The Boeing logo hangs on the corporate world headquarters building of Boeing.
Photograph by Scott Olson — Getty Images
By Ben Geier
October 22, 2014

Boeing, North America’s biggest jet manufacturer, continued its upward earnings trend today, beating analyst predictions on earnings per share, and just continuing its overall dominance of the aerospace market. Core (non-GAAP) earnings rose to $2.14 per share, a jump of 19% year-over-year and a handy beat of analysts’ expectations. The company also raised its full-year profit forecast. Here are a few of the big points from the third quarter earnings release.

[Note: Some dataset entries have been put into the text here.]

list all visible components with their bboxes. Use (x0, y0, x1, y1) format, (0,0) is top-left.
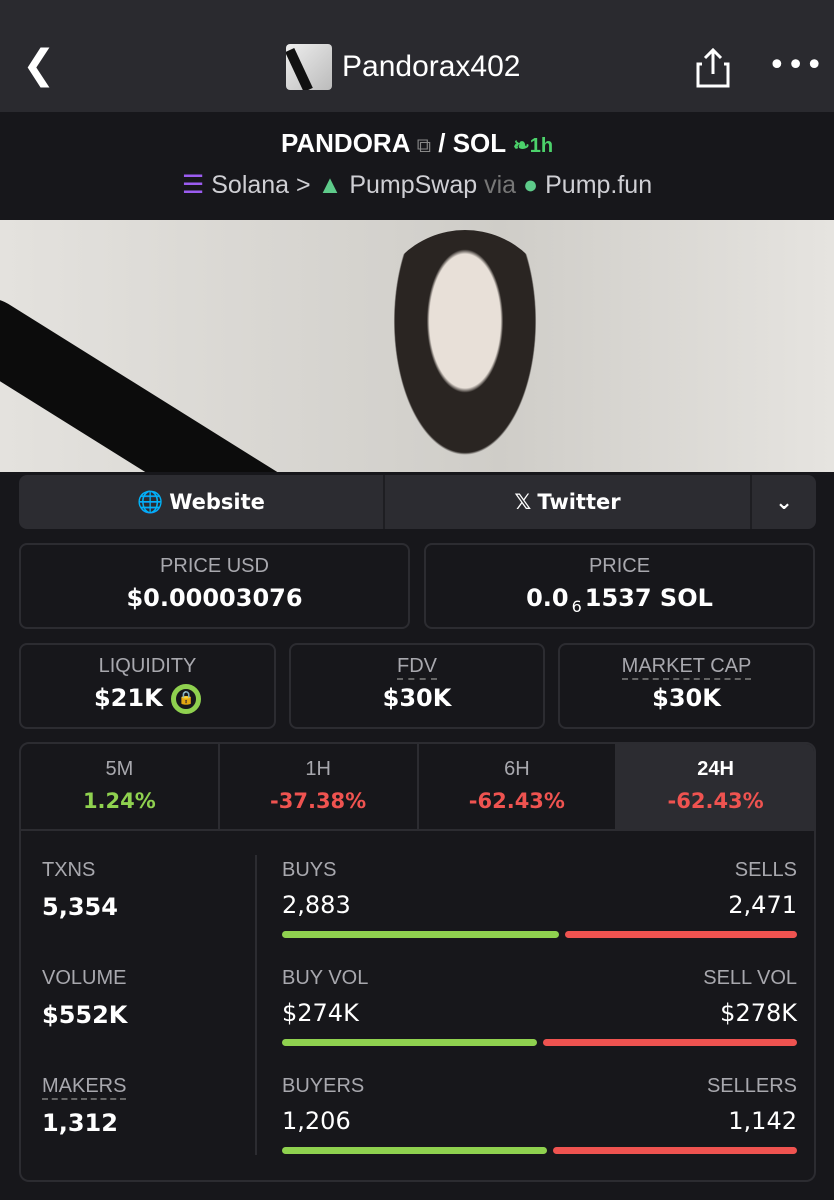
token-avatar (286, 44, 332, 90)
share-icon[interactable] (696, 48, 730, 88)
twitter-label: Twitter (537, 490, 621, 514)
price-sol-value: 0.0 6 1537 SOL (426, 584, 813, 616)
via-label: via (484, 171, 517, 199)
tab-change: -62.43% (468, 789, 565, 813)
liquidity-label: LIQUIDITY (98, 655, 197, 677)
dex[interactable]: PumpSwap (349, 171, 478, 199)
tab-label: 5M (105, 758, 134, 780)
token-title: Pandorax402 (286, 44, 520, 90)
tab-24h[interactable]: 24H -62.43% (617, 744, 814, 829)
chevron-down-icon[interactable]: ⌄ (775, 490, 793, 514)
buy-bar (282, 1039, 538, 1046)
buy-bar (282, 931, 560, 938)
sell-vol-label: SELL VOL (703, 967, 797, 989)
tab-change: -62.43% (667, 789, 764, 813)
buyers-value: 1,206 (282, 1107, 351, 1135)
buy-vol-label: BUY VOL (282, 967, 369, 989)
sell-bar (565, 931, 797, 938)
liquidity-card: LIQUIDITY $21K 🔒 (19, 643, 276, 729)
price-sol-label: PRICE (588, 555, 651, 577)
price-usd-value: $0.00003076 (126, 584, 303, 612)
fdv-value: $30K (382, 684, 452, 712)
tab-label: 24H (697, 758, 734, 780)
buys-sells-bar (282, 931, 797, 938)
fdv-label[interactable]: FDV (397, 655, 437, 680)
chevron-left-icon[interactable]: ❮ (22, 42, 56, 88)
price-sol-card: PRICE 0.0 6 1537 SOL (424, 543, 815, 629)
tab-5m[interactable]: 5M 1.24% (21, 744, 220, 829)
buys-label: BUYS (282, 859, 337, 881)
market-cap-value: $30K (652, 684, 721, 712)
sell-vol-value: $278K (720, 999, 797, 1027)
solana-icon: ☰ (181, 171, 205, 199)
price-usd-card: PRICE USD $0.00003076 (19, 543, 410, 629)
market-cap-card: MARKET CAP $30K (558, 643, 815, 729)
volume-bar (282, 1039, 797, 1046)
txns-value: 5,354 (42, 893, 118, 921)
market-cap-label[interactable]: MARKET CAP (621, 655, 752, 680)
tab-label: 1H (305, 758, 331, 780)
tab-6h[interactable]: 6H -62.43% (419, 744, 618, 829)
website-button[interactable]: 🌐 Website (19, 475, 385, 529)
sells-label: SELLS (734, 859, 797, 881)
tab-change: -37.38% (270, 789, 367, 813)
quote-token: / SOL (438, 128, 506, 158)
seedling-icon: ❧ (512, 135, 530, 157)
txns-label: TXNS (42, 859, 96, 881)
pill-icon: ● (523, 171, 539, 199)
sell-bar (543, 1039, 797, 1046)
buyers-sellers-bar (282, 1147, 797, 1154)
pair-title: PANDORA ⧉ / SOL ❧1h (0, 128, 834, 159)
network[interactable]: Solana (211, 171, 290, 199)
tab-change: 1.24% (82, 789, 156, 813)
buy-bar (282, 1147, 547, 1154)
more-icon[interactable]: ••• (768, 48, 825, 83)
divider (255, 855, 257, 1155)
makers-label[interactable]: MAKERS (42, 1075, 127, 1100)
price-usd-label: PRICE USD (160, 555, 269, 577)
sell-bar (552, 1147, 797, 1154)
launchpad[interactable]: Pump.fun (545, 171, 653, 199)
tab-1h[interactable]: 1H -37.38% (220, 744, 419, 829)
top-bar: ❮ Pandorax402 ••• (0, 0, 834, 112)
fdv-card: FDV $30K (289, 643, 545, 729)
pumpswap-icon: ▲ (317, 171, 343, 199)
chain-breadcrumb: ☰ Solana > ▲ PumpSwap via ● Pump.fun (0, 170, 834, 200)
pair-age: 1h (529, 135, 554, 157)
token-banner-image (0, 220, 834, 472)
volume-value: $552K (42, 1001, 128, 1029)
makers-value: 1,312 (42, 1109, 118, 1137)
token-name: Pandorax402 (342, 50, 521, 83)
x-icon: 𝕏 (514, 490, 532, 514)
copy-icon[interactable]: ⧉ (416, 135, 432, 157)
social-links: 🌐 Website 𝕏 Twitter ⌄ (19, 475, 816, 529)
breadcrumb-separator: > (296, 171, 311, 199)
sellers-value: 1,142 (728, 1107, 797, 1135)
base-token: PANDORA (280, 128, 410, 158)
tab-label: 6H (504, 758, 530, 780)
globe-icon: 🌐 (137, 489, 164, 514)
website-label: Website (169, 490, 265, 514)
sellers-label: SELLERS (706, 1075, 797, 1097)
twitter-button[interactable]: 𝕏 Twitter (385, 475, 752, 529)
timeframe-tabs: 5M 1.24% 1H -37.38% 6H -62.43% 24H -62.43% (19, 742, 816, 831)
price-sol-rest: 1537 SOL (584, 584, 713, 612)
price-sol-zeros: 6 (571, 596, 582, 616)
buy-vol-value: $274K (282, 999, 359, 1027)
lock-icon[interactable]: 🔒 (171, 684, 202, 714)
buys-value: 2,883 (282, 891, 351, 919)
volume-label: VOLUME (42, 967, 127, 989)
stats-panel: TXNS 5,354 VOLUME $552K MAKERS 1,312 BUY… (19, 829, 816, 1182)
price-sol-prefix: 0.0 (526, 584, 569, 612)
sells-value: 2,471 (728, 891, 797, 919)
liquidity-value: $21K (93, 684, 163, 712)
buyers-label: BUYERS (282, 1075, 365, 1097)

What you need to know: By just about all measures, the company is doing very well. Not only are earnings up, but revenues are as well, driven largely by an increase in deliveries. Boeing (BA) delivered 186 planes in the third quarter, up from 170 the year before. For the year-to-date, it has delivered 528, up from 476 in 2013 — though it is operating at slightly smaller margins. Boeing is also bringing in more revenue from its space and defense businesses.

The big number: In overall revenue, Boeing is shining. For the first nine months of the year the company brought in $66.3 billion, up 5% from $62.9 billion in the same period last year. The higher deliveries mentioned above are probably the main reason for the increases — when your major business is selling airplanes, selling more of them is going to mean more money. Looking back at deals, it’s easy to see how this business is such a boon. In September, Boeing brought in around $11 billion in a sale with Ryanair, a relatively small Irish budget airline.

What you may have missed: Cash flow is actually down at Boeing, partially due to a big share-buyback program. Free cashflow stood at $317 million for the quarter, down from $2.3 billion in the third quarter of 2013.